Zwischen 01.07.2020 und 31.10.2020 stand der Beschwerdeführer somit noch in einem aufrechten Dienstverhältnis mit der W GmbH erzielte jedoch keinerlei Entgelte mehr, weshalb der Beschwerdeführer gemäß § 12 Abs. 3 iVm Abs. 6 lit. a AlVG in diesem Zeitraum als arbeitslos gilt.

4.2.5. Die Nichtgewährung der beantragten Leistungen mangels Vorliegen von Arbeitslosigkeit erweist sich somit als rechtswidrig.

4.3.Da aus der Aktenlage nicht ersichtlich ist, ob im Fall des Beschwerdeführers die übrigen Voraussetzungen für die Zuerkennung von Arbeitslosengeld im Einzelnen vorliegen und andererseits das Vorliegen der sonstigen Voraussetzungen für die Zuerkennung von Arbeitslosengeld auch gar nicht Gegenstand des Beschwerdeverfahrens war, kann das BVwG hier nur mit einer Zurückverweisung im Sinne von § 28 Abs. 3 VwGVG vorgehen, wobei das AMS gemäß § 28 Abs. 3 letzter Satz VwGVG an die rechtliche Beurteilung durch das BVwG gebunden ist.

Im konkreten Fall bedeutet dies, dass der Antrag des Beschwerdeführers auf Arbeitslosengeld nicht erneut unter Hinweis auf das Vorliegen eines aufrechten Beschäftigungsverhältnisses bei der W GmbH abgewiesen werden darf.

III. ad B) Unzulässigkeit der Revision

Die sich aus dem festgestellten Sachverhalt ergebende rechtliche Subsumtion bedurfte angesichts des klaren Wortlauts des § 12 Abs. 3 iVm Abs. 6 lit. a AlVG keiner Lösung einer erheblichen Rechtsfrage.
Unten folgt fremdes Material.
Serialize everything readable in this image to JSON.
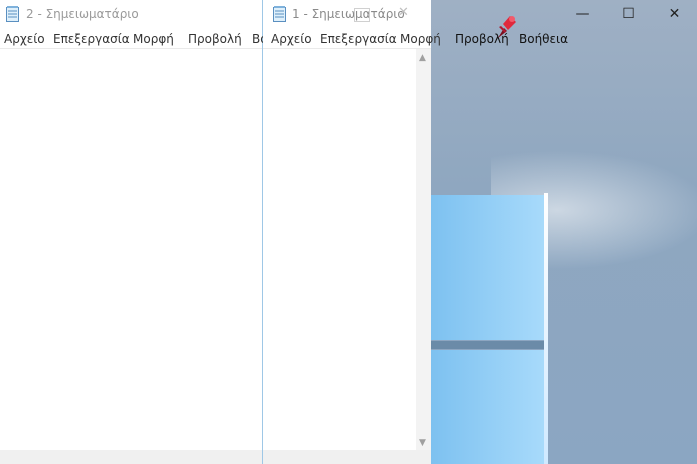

Zur Unzulässigkeit der Revision bei eindeutiger Rechtslage (trotz fehlender Rechtsprechung des Verwaltungsgerichtshofes) etwa VwGH 26.02.2020, Ro2020/09/0002.

Der Entfall der mündlichen Verhandlung steht weder mit der Judikatur der Höchstgerichte noch mit der Judikatur des EGMR in Widerspruch, siehe dazu insbesondere VwGH 26.01.2017, Ra2016/07/0061 mwN, und es ergeben sich auch keine sonstigen Hinweise auf eine grundsätzliche Bedeutung der zu lösenden Rechtsfrage, so dass insgesamt die Voraussetzungen für die Zulässigkeit einer Revision gemäß Art 133 Abs. 4 B-VG nicht vorliegen.